The noose seems to be tightening around Rep. Curt Weldon (R-PA).

MOVING SWIFTLY in a criminal investigation involving U.S. Rep. Curt Weldon, federal agents yesterday raided six locations in Philadelphia, in Delaware County and in Florida.

The probe apparently is focused on links between the congressman's official activities and clients of his daughter's lobbying firm, first reported in 2004 by the Los Angeles Times.

Weldon denied any wrongdoing by himself or his daughter.

Yesterday, the FBI carried away boxes of potential evidence from the homes of the two founders of the lobbying business - Karen Weldon, 32, who lives in Queen Village, and longtime Republican power broker Charles P. Sexton Jr., 70, who lives in Springfield, Delaware County.

Other warrants were served on the Media offices of the lobbying firm, North American Solutions Inc.; the Philadelphia office of attorney John J. Gallagher, a longtime friend of the Weldons who reportedly introduced Karen Weldon to one of her clients, a Russian aerospace firm; the Jacksonville offices of a Russian-based conglomerate known as Itera International Energy Corp., and a $7.5 million beachfront mansion in Ponte Vedra Beach, Fla., apparently owned by an Itera-related company.

The Republican congressman, already locked in the toughest re-election fight of his 20-year career in Washington, had previously brushed off questions about the L.A. Times disclosures, telling reporters that they'd been investigated and dismissed by the House Ethics Committee.

But the events of the last four days - the disclosure of the federal investigation by McClatchy Newspapers last Friday, and yesterday's sweeping search warrants - prompted Weldon to hold a 16-minute news conference late yesterday afternoon.

Weldon denied any wrongdoing by himself or his daughter, but refused to answer specific questions about services he reportedly performed for clients of his daughter's firm.

"I would absolutely never use my position to help anyone in an unusual way," Weldon said. "... My daughter doesn't need my help now, she never has, she's a very capable professional."

The congressman said his daughter did not intend to answer questions from the news media.
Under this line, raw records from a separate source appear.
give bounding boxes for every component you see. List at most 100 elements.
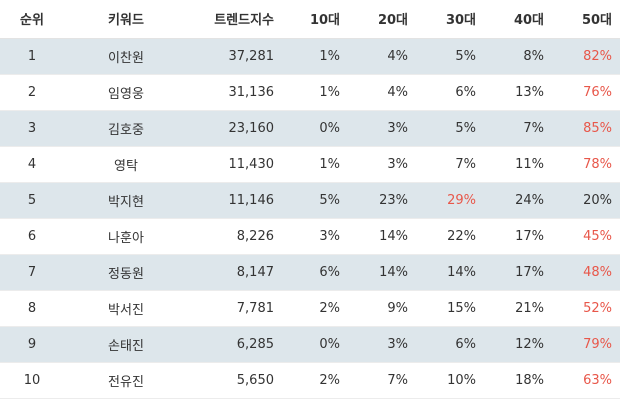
- header-age-20s: 20대: [348, 0, 416, 39]
- table-row: 2 임영웅 31,136 1% 4% 6% 13% 76%: [0, 74, 620, 111]
- age-10s-cell: 5%: [280, 182, 348, 219]
- age-20s-cell: 14%: [348, 218, 416, 255]
- age-10s-cell: 6%: [280, 254, 348, 291]
- table-row: 9 손태진 6,285 0% 3% 6% 12% 79%: [0, 326, 620, 363]
- age-40s-cell: 21%: [484, 290, 552, 327]
- age-20s-cell: 4%: [348, 38, 416, 75]
- trend-score-cell: 5,650: [188, 362, 280, 399]
- trend-score-cell: 6,285: [188, 326, 280, 363]
- table-row: 8 박서진 7,781 2% 9% 15% 21% 52%: [0, 290, 620, 327]
- age-30s-cell: 14%: [416, 254, 484, 291]
- age-30s-cell: 10%: [416, 362, 484, 399]
- age-30s-cell: 15%: [416, 290, 484, 327]
- age-40s-cell: 8%: [484, 38, 552, 75]
- rank-cell: 8: [0, 290, 64, 327]
- keyword-cell: 이찬원: [64, 38, 188, 75]
- keyword-cell: 김호중: [64, 110, 188, 147]
- age-20s-cell: 7%: [348, 362, 416, 399]
- keyword-cell: 전유진: [64, 362, 188, 399]
- keyword-cell: 영탁: [64, 146, 188, 183]
- rank-cell: 6: [0, 218, 64, 255]
- age-50s-cell: 85%: [552, 110, 620, 147]
- age-50s-cell: 63%: [552, 362, 620, 399]
- trend-score-cell: 23,160: [188, 110, 280, 147]
- age-40s-cell: 13%: [484, 74, 552, 111]
- rank-cell: 9: [0, 326, 64, 363]
- age-50s-cell: 82%: [552, 38, 620, 75]
- age-50s-cell: 48%: [552, 254, 620, 291]
- age-10s-cell: 0%: [280, 326, 348, 363]
- age-40s-cell: 12%: [484, 326, 552, 363]
- header-age-40s: 40대: [484, 0, 552, 39]
- age-40s-cell: 17%: [484, 254, 552, 291]
- age-30s-cell: 6%: [416, 74, 484, 111]
- table-header-row: 순위 키워드 트렌드지수 10대 20대 30대 40대 50대: [0, 0, 620, 39]
- age-20s-cell: 3%: [348, 326, 416, 363]
- rank-cell: 5: [0, 182, 64, 219]
- age-50s-cell: 76%: [552, 74, 620, 111]
- header-age-50s: 50대: [552, 0, 620, 39]
- keyword-cell: 박지현: [64, 182, 188, 219]
- age-30s-cell: 7%: [416, 146, 484, 183]
- table-row: 6 나훈아 8,226 3% 14% 22% 17% 45%: [0, 218, 620, 255]
- age-30s-cell: 29%: [416, 182, 484, 219]
- header-trend-score: 트렌드지수: [188, 0, 280, 39]
- age-40s-cell: 18%: [484, 362, 552, 399]
- trend-score-cell: 37,281: [188, 38, 280, 75]
- header-age-10s: 10대: [280, 0, 348, 39]
- trend-score-cell: 8,147: [188, 254, 280, 291]
- age-50s-cell: 20%: [552, 182, 620, 219]
- age-50s-cell: 52%: [552, 290, 620, 327]
- header-age-30s: 30대: [416, 0, 484, 39]
- keyword-cell: 박서진: [64, 290, 188, 327]
- age-40s-cell: 24%: [484, 182, 552, 219]
- age-20s-cell: 3%: [348, 146, 416, 183]
- table-row: 3 김호중 23,160 0% 3% 5% 7% 85%: [0, 110, 620, 147]
- age-10s-cell: 1%: [280, 74, 348, 111]
- age-10s-cell: 2%: [280, 362, 348, 399]
- table-row: 7 정동원 8,147 6% 14% 14% 17% 48%: [0, 254, 620, 291]
- rank-cell: 7: [0, 254, 64, 291]
- table-row: 4 영탁 11,430 1% 3% 7% 11% 78%: [0, 146, 620, 183]
- trend-score-cell: 7,781: [188, 290, 280, 327]
- header-keyword: 키워드: [64, 0, 188, 39]
- trend-score-cell: 8,226: [188, 218, 280, 255]
- age-50s-cell: 79%: [552, 326, 620, 363]
- rank-cell: 4: [0, 146, 64, 183]
- age-50s-cell: 78%: [552, 146, 620, 183]
- rank-cell: 10: [0, 362, 64, 399]
- rank-cell: 3: [0, 110, 64, 147]
- trend-score-cell: 31,136: [188, 74, 280, 111]
- age-20s-cell: 23%: [348, 182, 416, 219]
- age-20s-cell: 14%: [348, 254, 416, 291]
- age-40s-cell: 11%: [484, 146, 552, 183]
- keyword-cell: 나훈아: [64, 218, 188, 255]
- table-row: 5 박지현 11,146 5% 23% 29% 24% 20%: [0, 182, 620, 219]
- header-rank: 순위: [0, 0, 64, 39]
- age-40s-cell: 7%: [484, 110, 552, 147]
- keyword-cell: 정동원: [64, 254, 188, 291]
- age-30s-cell: 6%: [416, 326, 484, 363]
- age-30s-cell: 22%: [416, 218, 484, 255]
- age-40s-cell: 17%: [484, 218, 552, 255]
- age-10s-cell: 1%: [280, 38, 348, 75]
- trend-score-cell: 11,430: [188, 146, 280, 183]
- trend-score-cell: 11,146: [188, 182, 280, 219]
- table-row: 1 이찬원 37,281 1% 4% 5% 8% 82%: [0, 38, 620, 75]
- rank-cell: 1: [0, 38, 64, 75]
- age-30s-cell: 5%: [416, 38, 484, 75]
- age-10s-cell: 2%: [280, 290, 348, 327]
- age-20s-cell: 3%: [348, 110, 416, 147]
- age-10s-cell: 1%: [280, 146, 348, 183]
- age-20s-cell: 4%: [348, 74, 416, 111]
- keyword-cell: 손태진: [64, 326, 188, 363]
- age-20s-cell: 9%: [348, 290, 416, 327]
- table-row: 10 전유진 5,650 2% 7% 10% 18% 63%: [0, 362, 620, 399]
- keyword-cell: 임영웅: [64, 74, 188, 111]
- age-50s-cell: 45%: [552, 218, 620, 255]
- age-30s-cell: 5%: [416, 110, 484, 147]
- age-10s-cell: 3%: [280, 218, 348, 255]
- rank-cell: 2: [0, 74, 64, 111]
- age-10s-cell: 0%: [280, 110, 348, 147]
Sexton did not return a call from the Daily News.

The L.A. Times reported in February 2004 that Weldon had gone to bat for at least three of the lobbying firm's clients - a Serbian family seeking U.S. visas in spite of ties to accused war criminal Slobodan Milosevic; a Russian aerospace manufacturer known as the Saratov Aviation Plant, for which Weldon pitched an idea to the U.S. Navy, and Itera, a company that obtained vast natural-gas fields in the breakup of the Soviet Union and was looking to expand its gas, timber and real-estate holdings in the U.S.